Necessary Reliance on One Supplier Setting up a JIT system requires creating relationships with major suppliers who will deliver the weekly raw materials a business needs. While these business ties can be a benefit to any company, there are downsides to this arrangement as well. A pizza restaurant owner who relies on one restaurant supply company has the advantage of knowing how much she will pay for pepperoni and flour each week, making it easier to control food costs. On the other hand, she's limited in her ability to look around at her supplier's competitors to see what prices they offer for the same products. If a supplier across town is offering pepperoni for half price that week, she can't simply place a single order before going back to her steady supplier. She can change suppliers, but there's no way to simply shop around to find the best prices each week. The same problem happens if the supplier decides to raise prices. The pizza shop owner is stuck paying the higher prices until she can find a similar supplier that offers better prices and who is willing to work with her on her ordering schedule. Either way, JIT inventory severely cuts a business owner's ability to find the best cost for raw materials on a timely basis.

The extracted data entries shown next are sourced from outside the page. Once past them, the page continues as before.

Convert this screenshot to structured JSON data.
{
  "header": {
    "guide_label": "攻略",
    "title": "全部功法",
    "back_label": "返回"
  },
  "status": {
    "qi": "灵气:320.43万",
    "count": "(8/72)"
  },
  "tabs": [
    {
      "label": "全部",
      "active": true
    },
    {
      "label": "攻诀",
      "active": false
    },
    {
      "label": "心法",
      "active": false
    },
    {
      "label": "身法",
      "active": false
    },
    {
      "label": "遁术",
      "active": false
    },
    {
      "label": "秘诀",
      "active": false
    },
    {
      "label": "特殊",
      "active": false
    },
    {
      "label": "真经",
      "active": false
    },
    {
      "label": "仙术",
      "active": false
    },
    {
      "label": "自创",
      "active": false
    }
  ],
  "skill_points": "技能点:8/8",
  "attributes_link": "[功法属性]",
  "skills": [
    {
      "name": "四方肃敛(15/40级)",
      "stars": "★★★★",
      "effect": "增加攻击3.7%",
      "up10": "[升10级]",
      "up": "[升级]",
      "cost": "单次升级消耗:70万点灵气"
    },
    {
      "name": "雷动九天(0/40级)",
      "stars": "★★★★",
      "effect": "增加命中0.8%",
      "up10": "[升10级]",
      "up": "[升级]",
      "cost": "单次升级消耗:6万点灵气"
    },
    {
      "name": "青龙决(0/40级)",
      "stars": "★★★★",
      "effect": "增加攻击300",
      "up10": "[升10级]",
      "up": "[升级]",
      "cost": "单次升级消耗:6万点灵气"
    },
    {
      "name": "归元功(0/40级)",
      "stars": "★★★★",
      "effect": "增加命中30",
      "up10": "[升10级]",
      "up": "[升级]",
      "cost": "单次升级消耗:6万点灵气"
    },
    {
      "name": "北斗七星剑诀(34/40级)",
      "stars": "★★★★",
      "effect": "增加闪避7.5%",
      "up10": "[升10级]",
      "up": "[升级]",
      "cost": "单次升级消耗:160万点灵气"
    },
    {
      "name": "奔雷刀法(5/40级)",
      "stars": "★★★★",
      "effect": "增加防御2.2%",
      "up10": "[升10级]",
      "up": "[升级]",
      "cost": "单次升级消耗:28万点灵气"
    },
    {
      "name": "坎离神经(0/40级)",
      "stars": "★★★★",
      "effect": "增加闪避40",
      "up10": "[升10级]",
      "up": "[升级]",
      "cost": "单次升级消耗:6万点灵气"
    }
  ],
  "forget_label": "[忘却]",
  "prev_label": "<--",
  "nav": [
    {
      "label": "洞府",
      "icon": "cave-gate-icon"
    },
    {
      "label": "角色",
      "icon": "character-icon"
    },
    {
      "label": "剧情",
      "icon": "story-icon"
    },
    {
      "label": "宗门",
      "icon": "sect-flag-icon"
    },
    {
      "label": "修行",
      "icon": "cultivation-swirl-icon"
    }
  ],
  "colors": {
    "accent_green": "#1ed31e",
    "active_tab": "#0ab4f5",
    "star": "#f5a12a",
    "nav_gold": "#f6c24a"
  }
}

Problems With Customer Satisfaction When just-in-time inventory systems work, they work well. However, when these systems break down, businesses can suffer on multiple fronts. Lack of inventory means loss of business, but that's only the immediate effect. Dissatisfied customers who can't get what they want or who have to wait longer than usual to have their orders fulfilled are a real problem in today's business environment. The internet has a huge influence on almost every small business, and unhappy customers hold a larger amount of power to hurt businesses than ever before. Review sites like Yelp and Facebook, Twitter and other social media sites give customers a voice that they've never had before. One bad review, if written in an amusing or shocking style, can be enough to severely hurt any small business today. Viral business reviews are the stuff of internet legend, and some have been repeated for years. In an age where every customer has the power to shut a business down if he's motivated enough, business owners are going above and beyond to keep them happy. Keeping enough inventory in stock to keep customers satisfied can be a large part of this strategy.
JIT will not be appropriate in some cases. For example, a restaurant might find it preferable to use the traditional economic order quantity approach for staple non-perishable food inventories but adopt JIT for perishable and 'exotic' items. In a hospital, a stock-out could quite literally be fatal and so JIT would be quite unsuitable.